Poveri ma bravi
Sono tantissime le cose ed anche le materie che oggi non ti
insegnano o ti insegnano male a scuola. Con buona pace di quei maestri o
professori che invece ce la mettono tutta con risultati scarsissimi e non per
colpa loro.
Ai tempi miei, cioé più di mezzo secolo fa, mio padre mi
insegnò che studiare era un mio preciso
dovere, che nulla mi era dovuto, che se portavo a casa bei
voti era esattamente quello che mi veniva richiesto e dunque niente complimenti
e regalini come usa oggi.
Ed io eseguivo con diligenza, anche perchè, fin dalle scuole
elementari, a me piaceva imparare, scrivere, studiare. Secchiona?
No,
semplicemente imparavo in fretta.
Ma avevo un handicap insormontabile: ero povera, brava sì,
ma proprio povera! Portavo vestiti e scarpe che oggi verrebbero detti di
seconda mano, allora erano solo quelli smessi dalla cugina più grande, e le mie
trecce erano trattenute da semplici elastici che le stringevano senza pietà.
La mia compagna di banco Floriana, sempre ben vestita con il
grembiule immacolato e le iniziali ricamate, con le pieghe piatte che mi piacevano tanto e con enormi
fiocchi di seta a fermare le trecce, invece era figlia unica di genitori
benestanti che riempivano la signora maestra di omaggi natalizi, pasquali,
inizio anno durante anno e fine anno.
La mamma per tutti e cinque gli anni delle elementari
invece per Natale regalava, perchè usava fare un "presente" in
determinate occasioni, una scatola con tre saponette profumate.
Per i miei genitori era un impegno economico, per me la
vergogna di essere povera.
Mi consolava un po' l'amicizia della compagna più fortunata
di me ed anche la considerazione dei suoi genitori.
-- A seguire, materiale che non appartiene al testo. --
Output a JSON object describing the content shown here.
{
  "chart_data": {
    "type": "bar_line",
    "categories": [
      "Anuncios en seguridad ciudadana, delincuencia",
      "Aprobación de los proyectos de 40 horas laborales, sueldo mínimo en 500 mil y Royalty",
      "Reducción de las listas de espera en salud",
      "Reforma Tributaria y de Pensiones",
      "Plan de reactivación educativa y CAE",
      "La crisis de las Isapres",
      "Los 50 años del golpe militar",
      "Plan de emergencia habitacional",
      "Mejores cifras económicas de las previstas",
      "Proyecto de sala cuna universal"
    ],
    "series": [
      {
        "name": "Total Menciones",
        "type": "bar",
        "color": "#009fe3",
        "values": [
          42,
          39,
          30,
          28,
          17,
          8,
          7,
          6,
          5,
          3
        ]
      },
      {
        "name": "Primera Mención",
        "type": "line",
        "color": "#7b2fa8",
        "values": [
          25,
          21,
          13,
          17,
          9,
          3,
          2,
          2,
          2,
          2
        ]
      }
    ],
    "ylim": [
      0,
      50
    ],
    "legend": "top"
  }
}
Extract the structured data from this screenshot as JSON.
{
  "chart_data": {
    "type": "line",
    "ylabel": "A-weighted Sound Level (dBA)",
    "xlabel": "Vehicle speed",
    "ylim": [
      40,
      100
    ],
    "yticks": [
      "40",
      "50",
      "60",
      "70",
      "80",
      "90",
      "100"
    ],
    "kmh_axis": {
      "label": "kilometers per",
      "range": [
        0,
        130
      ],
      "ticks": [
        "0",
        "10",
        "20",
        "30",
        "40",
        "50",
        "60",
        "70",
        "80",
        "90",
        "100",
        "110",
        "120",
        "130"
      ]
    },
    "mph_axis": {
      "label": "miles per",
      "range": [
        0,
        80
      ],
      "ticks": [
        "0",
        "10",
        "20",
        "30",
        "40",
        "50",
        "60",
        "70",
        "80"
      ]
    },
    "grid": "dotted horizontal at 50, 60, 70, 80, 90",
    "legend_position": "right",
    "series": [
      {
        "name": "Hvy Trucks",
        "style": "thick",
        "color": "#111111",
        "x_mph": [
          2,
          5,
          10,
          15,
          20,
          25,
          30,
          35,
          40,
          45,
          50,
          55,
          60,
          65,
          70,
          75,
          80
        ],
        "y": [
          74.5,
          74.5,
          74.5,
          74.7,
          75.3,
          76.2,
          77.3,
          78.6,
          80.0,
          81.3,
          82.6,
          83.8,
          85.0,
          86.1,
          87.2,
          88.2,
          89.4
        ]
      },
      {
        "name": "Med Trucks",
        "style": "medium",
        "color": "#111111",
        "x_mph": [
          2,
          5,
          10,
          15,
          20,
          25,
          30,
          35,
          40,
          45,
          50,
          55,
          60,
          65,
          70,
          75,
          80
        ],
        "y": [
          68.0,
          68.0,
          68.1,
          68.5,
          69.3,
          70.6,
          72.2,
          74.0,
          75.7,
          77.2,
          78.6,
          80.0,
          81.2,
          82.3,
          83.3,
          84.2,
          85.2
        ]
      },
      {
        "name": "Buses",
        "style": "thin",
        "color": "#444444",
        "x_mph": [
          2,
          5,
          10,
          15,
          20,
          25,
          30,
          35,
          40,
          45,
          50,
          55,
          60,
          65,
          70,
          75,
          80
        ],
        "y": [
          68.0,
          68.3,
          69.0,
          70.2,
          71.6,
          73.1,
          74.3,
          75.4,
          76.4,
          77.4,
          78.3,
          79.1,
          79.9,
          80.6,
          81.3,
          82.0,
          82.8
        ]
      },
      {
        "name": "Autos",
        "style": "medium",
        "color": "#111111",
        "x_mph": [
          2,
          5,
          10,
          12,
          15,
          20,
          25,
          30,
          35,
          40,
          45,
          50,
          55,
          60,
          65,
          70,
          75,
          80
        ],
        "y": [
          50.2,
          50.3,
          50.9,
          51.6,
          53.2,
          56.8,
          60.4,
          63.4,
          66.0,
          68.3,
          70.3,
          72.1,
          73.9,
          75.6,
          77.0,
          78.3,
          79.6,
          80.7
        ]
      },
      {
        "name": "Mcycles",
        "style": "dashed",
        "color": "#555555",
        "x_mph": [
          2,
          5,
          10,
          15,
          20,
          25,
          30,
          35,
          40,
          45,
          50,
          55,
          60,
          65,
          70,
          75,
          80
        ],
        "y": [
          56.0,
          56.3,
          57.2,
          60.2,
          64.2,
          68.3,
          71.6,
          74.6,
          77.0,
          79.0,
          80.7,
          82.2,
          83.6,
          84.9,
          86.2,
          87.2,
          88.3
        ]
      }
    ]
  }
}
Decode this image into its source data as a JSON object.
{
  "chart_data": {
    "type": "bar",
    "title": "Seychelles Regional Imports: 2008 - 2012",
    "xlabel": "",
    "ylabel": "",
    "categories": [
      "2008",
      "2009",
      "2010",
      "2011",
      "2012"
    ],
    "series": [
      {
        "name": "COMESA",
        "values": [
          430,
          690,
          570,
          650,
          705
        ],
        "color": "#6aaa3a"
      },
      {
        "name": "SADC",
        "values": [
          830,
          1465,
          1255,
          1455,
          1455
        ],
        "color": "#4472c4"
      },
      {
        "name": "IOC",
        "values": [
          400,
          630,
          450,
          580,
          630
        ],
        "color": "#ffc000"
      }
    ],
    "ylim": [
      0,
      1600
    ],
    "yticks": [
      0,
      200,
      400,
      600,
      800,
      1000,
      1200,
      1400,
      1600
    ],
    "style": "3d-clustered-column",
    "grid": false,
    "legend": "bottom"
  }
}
Mi invitavano a casa loro e
così si facevano anche i compiti, mi portavano con loro la domenica in campagna
e quasi sempre si studiava un po' insieme. La signora maestra ci aveva messe
vicine perchè Floriana faceva un pochino di fatica a capire la lezione o a
scrivere i pensierini, così io potevo darle una mano.
Per cinque anni ingenuamente le suggerii, le scrissi,
l'aiutai e lei fu sempre la prima della classe.
Io la seguii sempre a ruota,
buona seconda nonostante le evidentissime differenze.
Nelle scuole medie avevo un compagno, Corrado, con seri problemi
di apprendimento, linguaggio e socializzazione che però mi era
affezionatissimo: passava tutte e quattro o cinque le ore di lezione girato
verso di me ad osservare tutto quello che facevo.
Io ero un po' meno
affezionata. Ma la sorella maggiore mi manifestava ogni volta che ne aveva la
possibilità tutta la simpatia che riusciva a tirar fuori.
E la storia si andava
ripetendo: inviti a casa,molto più bella di quella di Floriana, al mare,
persino piccoli regali.
Ed anche qui i professori, da notare che allora non c'erano maestre di sostegno o simili,chiudevano entrambi gli occhi sul rendimento e l'apprendimento dello sfortunato compagno, ma non transigevano sul mio che a volte lasciava a desiderare durante la lezione perchè avevo aiutato Corrado e secondo loro mi ero distratta.
Ma poi interveniva la sorella del ragazzo, con lodi sperticate nei miei confronti, con regalini a tutti e con inviti vari. E tutto tornava a posto.
A quell'età però, colpa o merito dell'esperienza precedente,
realizzai che esisteva oltre alla buona volontà messa nell'aiutare prima
Floriana e poi Corrado, una cosa importantissima chiamata dignità.
Lo imparai grazie alla mancanza della stessa da parte della
signora maestra e dei professori, ed imparai inoltre che nella vita ci sono mille lusinghe, ma anche la libertà di
scelta, come mi spiegò anche il babbo, che ogni essere umano ha il diritto di
avere.
Scelsi liberamente e con orgoglio la mia dignità di bambina povera ma ricca di
affetti e di speranze basate solo sulle mie possibilità.